Stephanie Wehner bei Körber-Preis-Verleihung

Die deutsche Physikerin Stephanie Wehner erhält für ihre Arbeit zum Quanteninternet den Körber-Preis für Europäische Wissenschaft. Das ultraschnelle und sichere Computernetzwerk ermöglicht neue Rechenleistungen.

19.09.2025 | 1:50 min

Stephanie Wehner strahlt, wenn sie von ihren kleinen Freunden spricht, von QuBits, die sich wie in einer Liebesbeziehung zu Shakespeare-Zeiten so aneinander ketten, dass nichts sie trennen kann. "Verschränkung" nennt es die Physik, wenn eine solche Bindung entsteht.

"Diese Verschränkung ist unteilbar", erklärt die Quantenphysikerin Wehner im ZDFheute-Interview. Diese Verschränkung sei, fügt sie hinzu, eine Verbindung, an der nichts anderes im Universum teilhaben kann.

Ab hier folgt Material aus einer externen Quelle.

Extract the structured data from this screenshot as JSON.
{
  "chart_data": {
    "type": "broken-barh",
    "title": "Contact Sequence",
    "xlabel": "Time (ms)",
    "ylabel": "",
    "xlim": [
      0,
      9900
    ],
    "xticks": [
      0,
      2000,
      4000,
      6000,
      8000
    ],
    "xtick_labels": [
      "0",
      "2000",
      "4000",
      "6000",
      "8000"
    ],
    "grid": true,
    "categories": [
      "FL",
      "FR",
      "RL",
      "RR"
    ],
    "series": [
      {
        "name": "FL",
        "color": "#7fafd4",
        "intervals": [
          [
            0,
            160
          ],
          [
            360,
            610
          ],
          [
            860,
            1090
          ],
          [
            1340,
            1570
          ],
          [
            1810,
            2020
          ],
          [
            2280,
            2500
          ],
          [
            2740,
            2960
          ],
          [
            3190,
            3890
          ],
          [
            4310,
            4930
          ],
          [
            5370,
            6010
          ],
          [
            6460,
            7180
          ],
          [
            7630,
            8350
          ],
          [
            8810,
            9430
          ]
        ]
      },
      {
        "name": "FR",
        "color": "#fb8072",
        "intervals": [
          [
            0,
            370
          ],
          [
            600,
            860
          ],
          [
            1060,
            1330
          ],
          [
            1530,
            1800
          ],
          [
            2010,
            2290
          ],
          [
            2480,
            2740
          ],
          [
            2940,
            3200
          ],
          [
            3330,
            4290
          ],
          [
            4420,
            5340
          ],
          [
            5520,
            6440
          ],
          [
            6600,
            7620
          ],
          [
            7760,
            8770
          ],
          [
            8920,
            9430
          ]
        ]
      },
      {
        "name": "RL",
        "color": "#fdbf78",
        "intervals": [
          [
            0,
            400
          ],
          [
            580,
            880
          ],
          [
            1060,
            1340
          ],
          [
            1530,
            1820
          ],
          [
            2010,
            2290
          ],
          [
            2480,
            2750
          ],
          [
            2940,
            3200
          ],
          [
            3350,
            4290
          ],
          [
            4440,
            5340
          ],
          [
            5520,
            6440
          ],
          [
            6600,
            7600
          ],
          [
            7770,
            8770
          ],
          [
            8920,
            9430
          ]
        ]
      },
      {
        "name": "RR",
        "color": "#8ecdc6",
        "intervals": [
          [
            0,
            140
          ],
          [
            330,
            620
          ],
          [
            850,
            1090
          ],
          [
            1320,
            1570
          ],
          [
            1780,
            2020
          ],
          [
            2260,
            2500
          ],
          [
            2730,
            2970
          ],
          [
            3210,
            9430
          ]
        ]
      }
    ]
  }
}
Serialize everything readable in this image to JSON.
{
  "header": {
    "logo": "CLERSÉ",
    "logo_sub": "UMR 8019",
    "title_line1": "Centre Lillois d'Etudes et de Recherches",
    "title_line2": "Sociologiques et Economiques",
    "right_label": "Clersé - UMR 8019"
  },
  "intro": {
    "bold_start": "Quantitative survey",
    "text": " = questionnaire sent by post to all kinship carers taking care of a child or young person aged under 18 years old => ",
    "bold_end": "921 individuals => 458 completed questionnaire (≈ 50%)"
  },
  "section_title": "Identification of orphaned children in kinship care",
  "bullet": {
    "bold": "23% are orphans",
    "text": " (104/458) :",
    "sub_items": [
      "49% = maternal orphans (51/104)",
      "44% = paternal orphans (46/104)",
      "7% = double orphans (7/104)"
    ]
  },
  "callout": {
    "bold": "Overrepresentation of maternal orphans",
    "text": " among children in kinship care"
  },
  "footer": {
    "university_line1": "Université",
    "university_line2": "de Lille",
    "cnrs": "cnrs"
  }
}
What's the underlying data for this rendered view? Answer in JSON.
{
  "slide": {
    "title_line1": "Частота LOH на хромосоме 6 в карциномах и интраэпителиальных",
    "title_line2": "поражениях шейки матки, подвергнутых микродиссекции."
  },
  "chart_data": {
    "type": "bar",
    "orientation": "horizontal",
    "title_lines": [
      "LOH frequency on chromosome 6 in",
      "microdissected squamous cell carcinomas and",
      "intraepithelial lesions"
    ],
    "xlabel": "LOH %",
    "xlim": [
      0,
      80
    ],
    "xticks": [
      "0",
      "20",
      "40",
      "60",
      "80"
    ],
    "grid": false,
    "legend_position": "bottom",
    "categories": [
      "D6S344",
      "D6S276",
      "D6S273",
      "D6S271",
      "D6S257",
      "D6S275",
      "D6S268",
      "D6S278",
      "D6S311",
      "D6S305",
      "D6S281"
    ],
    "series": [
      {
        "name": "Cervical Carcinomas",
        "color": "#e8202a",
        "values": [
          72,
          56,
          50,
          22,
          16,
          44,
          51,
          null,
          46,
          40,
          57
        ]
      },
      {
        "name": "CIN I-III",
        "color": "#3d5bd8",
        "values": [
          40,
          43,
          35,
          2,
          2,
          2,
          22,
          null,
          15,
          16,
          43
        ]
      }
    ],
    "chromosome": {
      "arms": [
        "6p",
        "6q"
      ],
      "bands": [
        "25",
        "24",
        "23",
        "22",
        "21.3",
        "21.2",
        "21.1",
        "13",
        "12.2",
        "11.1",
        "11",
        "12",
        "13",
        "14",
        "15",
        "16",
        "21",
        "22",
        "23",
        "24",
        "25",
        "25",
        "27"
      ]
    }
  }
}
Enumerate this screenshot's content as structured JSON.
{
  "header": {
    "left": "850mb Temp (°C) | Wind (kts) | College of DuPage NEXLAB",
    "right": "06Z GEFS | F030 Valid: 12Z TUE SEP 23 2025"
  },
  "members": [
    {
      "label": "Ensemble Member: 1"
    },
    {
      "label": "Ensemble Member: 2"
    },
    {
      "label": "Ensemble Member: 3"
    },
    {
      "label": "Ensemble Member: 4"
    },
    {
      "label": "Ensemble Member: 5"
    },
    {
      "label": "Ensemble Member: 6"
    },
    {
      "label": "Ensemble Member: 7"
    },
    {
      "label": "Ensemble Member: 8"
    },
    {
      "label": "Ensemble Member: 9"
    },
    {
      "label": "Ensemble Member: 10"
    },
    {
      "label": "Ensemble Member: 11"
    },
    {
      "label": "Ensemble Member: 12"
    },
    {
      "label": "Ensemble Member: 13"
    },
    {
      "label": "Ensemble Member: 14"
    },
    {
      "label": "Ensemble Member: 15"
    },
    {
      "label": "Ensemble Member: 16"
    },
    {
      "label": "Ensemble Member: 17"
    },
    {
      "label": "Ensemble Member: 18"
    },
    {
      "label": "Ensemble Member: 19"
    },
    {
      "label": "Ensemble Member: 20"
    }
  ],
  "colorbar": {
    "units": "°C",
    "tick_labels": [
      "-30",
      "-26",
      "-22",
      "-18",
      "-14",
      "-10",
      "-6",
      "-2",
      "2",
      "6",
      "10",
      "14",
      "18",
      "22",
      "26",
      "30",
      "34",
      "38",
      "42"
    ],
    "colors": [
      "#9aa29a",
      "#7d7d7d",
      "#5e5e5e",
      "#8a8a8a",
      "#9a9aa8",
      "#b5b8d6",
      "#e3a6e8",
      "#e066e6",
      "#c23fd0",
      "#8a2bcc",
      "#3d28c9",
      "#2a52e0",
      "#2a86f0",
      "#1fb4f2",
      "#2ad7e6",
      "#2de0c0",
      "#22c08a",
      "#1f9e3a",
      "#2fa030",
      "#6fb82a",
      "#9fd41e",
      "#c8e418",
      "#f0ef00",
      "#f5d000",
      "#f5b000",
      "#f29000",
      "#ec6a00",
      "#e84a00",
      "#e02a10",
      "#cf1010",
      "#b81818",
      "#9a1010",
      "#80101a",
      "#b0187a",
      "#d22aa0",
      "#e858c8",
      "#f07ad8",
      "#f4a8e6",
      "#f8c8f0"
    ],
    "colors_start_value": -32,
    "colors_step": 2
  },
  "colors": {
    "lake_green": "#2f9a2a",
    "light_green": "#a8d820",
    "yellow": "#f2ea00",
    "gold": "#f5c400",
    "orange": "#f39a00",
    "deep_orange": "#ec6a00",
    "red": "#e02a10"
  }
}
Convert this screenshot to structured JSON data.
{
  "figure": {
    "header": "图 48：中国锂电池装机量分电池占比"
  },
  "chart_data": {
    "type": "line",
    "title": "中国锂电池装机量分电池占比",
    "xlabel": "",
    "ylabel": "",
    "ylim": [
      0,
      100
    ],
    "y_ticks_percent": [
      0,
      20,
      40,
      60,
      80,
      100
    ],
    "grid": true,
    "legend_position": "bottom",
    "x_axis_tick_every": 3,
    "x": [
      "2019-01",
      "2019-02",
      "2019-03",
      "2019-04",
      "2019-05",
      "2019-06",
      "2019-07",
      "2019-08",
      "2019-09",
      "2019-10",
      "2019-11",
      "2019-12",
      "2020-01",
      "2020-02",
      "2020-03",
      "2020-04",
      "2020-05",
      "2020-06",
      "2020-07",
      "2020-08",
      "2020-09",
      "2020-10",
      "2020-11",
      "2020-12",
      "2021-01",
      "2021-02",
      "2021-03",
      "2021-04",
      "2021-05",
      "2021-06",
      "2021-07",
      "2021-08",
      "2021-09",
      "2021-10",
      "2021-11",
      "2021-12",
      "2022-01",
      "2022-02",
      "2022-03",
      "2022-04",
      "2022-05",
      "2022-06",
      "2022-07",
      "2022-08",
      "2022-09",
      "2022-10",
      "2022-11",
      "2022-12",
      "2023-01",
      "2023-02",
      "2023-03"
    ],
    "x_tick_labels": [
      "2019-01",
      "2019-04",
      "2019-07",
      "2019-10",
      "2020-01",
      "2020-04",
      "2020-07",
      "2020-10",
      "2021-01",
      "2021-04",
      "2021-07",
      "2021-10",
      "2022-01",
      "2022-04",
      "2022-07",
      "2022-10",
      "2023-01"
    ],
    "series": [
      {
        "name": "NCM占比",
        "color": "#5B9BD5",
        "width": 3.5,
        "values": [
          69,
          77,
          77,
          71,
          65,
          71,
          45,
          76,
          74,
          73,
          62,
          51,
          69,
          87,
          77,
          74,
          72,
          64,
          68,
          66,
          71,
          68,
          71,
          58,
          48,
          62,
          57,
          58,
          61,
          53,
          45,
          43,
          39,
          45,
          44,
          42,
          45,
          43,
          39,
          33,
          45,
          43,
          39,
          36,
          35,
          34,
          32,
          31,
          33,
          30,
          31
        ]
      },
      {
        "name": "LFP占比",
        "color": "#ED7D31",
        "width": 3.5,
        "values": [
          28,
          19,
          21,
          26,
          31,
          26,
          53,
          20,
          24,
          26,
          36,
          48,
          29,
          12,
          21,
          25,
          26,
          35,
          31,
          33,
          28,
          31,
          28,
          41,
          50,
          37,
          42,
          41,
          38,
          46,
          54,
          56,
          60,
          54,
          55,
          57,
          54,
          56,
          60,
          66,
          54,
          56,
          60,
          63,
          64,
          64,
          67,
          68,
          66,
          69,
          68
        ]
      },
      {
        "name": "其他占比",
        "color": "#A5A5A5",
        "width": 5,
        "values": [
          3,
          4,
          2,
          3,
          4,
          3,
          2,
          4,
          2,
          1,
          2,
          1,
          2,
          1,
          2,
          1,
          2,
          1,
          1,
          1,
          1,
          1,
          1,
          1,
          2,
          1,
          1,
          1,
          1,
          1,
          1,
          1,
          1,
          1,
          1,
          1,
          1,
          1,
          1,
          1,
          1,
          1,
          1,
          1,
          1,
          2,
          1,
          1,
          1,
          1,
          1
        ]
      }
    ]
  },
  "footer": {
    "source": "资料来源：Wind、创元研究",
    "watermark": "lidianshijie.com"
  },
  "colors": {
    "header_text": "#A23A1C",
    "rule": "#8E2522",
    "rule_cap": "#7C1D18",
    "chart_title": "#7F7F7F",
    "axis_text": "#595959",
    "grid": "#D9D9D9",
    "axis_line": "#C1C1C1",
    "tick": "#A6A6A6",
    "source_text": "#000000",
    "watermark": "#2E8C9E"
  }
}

Mehr noch: Die beiden verschränkten Teilchen würden sofort reagieren, wenn jemand oder etwas versucht, in diese Kommunikation einzudringen oder auch nur zuhören möchte. Schon der kleinste Einfluss von außen reicht.

... wurde 1977 in Würzburg geboren. In Amsterdam war sie neben ihrem Informatik-Studium "ethische Hackerin" für eine IT-Sicherheitsfirma, bevor sie ihr Können in den Dienst der Wissenschaft stellte.

Seit 2016 ist sie Antoni-van-Leeuwenhoek-Professorin am QuTech-Institut der Technischen Universität Delft in den Niederlanden. Seit 2017 leitet sie die von ihr mitbegründete Europäische Quanteninternet-Allianz (QIA). Sie ist gewähltes Mitglied der Königlich Niederländischen Akademie der Wissenschaften.

(Quelle: Körber-Stiftung)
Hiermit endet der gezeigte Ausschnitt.